Dementia is a general term referring to changes in the brain that affect memory and the ability to perform daily abilities. While Alzheimer’s is the most common form of dementia, accounting for 60-80 percent of all cases, it is not the only form of dementia. Other common forms of dementia include:
Vascular dementia accounts for about ten percent of all dementia cases, and was once known as post-stroke dementia. Difficulty planning or organizing as well as impaired judgment are often early symptoms of vascular dementia. It is caused by injuries within the brain, such as blood vessel blockage and microscopic bleeding.
Dementia with Lewy Bodies (DLB)
This type of dementia produces memory loss and thinking problems that are similar to Alzheimer’s, but it differs in that people with DLB are more likely to have sleep disturbances, vivid hallucinations, muscle rigidity, and bodily movements similar to Parkinson’s symptoms.
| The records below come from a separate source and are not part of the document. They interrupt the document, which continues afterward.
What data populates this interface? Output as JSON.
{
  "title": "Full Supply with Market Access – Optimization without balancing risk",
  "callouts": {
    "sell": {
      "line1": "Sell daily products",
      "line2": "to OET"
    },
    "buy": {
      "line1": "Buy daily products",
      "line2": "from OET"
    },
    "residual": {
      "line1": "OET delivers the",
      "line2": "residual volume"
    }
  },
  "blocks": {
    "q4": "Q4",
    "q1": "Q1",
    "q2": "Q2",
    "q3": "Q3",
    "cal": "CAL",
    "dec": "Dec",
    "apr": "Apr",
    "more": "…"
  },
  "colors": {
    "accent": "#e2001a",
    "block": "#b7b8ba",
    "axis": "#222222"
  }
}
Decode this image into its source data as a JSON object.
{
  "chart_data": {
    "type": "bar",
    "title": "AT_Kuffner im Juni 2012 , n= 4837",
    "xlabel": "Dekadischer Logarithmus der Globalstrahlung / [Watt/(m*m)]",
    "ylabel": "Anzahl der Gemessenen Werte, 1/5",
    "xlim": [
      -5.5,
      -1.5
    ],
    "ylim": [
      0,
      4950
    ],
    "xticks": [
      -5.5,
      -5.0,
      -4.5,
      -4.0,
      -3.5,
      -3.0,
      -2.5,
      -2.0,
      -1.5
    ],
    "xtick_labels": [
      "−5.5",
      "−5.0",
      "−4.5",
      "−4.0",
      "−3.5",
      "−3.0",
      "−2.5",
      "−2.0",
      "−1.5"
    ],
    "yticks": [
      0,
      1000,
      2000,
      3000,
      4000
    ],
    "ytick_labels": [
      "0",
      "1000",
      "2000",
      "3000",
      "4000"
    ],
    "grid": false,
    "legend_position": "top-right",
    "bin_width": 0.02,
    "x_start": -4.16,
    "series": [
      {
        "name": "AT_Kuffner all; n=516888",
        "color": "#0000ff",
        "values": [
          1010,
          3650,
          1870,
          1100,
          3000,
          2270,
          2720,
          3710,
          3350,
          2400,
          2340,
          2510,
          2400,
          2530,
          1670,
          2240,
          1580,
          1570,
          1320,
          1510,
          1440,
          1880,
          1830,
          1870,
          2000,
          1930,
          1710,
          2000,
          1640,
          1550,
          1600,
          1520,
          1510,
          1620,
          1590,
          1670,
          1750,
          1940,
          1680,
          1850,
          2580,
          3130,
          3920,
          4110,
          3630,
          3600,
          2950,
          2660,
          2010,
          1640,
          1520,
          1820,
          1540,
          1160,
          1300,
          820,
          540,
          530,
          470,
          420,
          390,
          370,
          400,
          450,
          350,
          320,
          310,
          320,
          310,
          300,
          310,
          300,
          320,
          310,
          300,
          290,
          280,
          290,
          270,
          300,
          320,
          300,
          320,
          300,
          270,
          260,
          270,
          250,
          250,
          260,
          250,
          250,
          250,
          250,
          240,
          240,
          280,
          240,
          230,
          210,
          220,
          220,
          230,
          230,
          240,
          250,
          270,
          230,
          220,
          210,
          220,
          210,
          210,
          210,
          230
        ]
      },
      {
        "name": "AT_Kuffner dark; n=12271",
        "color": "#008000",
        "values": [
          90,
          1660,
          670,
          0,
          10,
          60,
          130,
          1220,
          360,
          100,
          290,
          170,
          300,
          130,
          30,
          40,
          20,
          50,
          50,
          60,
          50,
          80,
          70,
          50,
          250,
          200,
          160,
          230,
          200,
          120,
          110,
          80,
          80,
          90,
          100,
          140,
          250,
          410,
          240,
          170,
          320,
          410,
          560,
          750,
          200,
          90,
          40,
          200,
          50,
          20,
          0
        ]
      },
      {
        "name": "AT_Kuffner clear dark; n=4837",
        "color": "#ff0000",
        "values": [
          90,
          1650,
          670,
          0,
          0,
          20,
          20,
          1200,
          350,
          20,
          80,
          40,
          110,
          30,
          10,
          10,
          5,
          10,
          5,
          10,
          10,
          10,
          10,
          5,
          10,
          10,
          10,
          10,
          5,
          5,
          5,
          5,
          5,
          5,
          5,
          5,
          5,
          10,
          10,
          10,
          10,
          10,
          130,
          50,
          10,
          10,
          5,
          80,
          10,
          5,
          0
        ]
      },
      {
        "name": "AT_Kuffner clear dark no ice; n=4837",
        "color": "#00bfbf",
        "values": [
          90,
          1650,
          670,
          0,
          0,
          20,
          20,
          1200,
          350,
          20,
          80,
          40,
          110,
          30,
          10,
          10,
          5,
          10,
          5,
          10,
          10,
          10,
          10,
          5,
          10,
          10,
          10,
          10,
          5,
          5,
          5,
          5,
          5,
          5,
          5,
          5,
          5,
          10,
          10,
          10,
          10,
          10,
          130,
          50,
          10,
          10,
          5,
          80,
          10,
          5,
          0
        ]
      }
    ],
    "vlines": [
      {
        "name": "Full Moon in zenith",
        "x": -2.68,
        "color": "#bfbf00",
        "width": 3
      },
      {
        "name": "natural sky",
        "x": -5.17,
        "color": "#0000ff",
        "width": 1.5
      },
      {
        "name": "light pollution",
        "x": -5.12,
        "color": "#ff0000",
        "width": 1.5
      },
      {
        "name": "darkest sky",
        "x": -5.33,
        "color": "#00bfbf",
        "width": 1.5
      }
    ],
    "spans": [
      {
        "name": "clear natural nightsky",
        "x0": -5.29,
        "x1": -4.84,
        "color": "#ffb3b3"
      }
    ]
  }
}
Clumps (Lewy bodies) of a protein called alpha-synuclein developing in the cortex of the brain cause this type of dementia.
Parkinson’s disease is a neurological disorder affecting approximately 1 million Americans. While Parkinson’s disease is not a dementia, an estimated 50 to 80 percent of those who have Parkinson’s disease will eventually develop Parkinson’s disease dementia. Symptoms are very similar to dementia with Lewy bodies (DLB,) although the clumps in this type of dementia originate in the part of the brain called the substantia nigra.
More than one type of dementia can occur simultaneously in the brain, and recent studies show that this may be more common than previously thought. Alzheimer’s and vascular dementia seem to occur together most frequently, but other type can occur together, as well.
Additional diseases and problems can produce changes in the brain resulting in dementia symptoms. It is important to discuss any concerns with a physician in order to determine the correct diagnosis and get the appropriate treatment.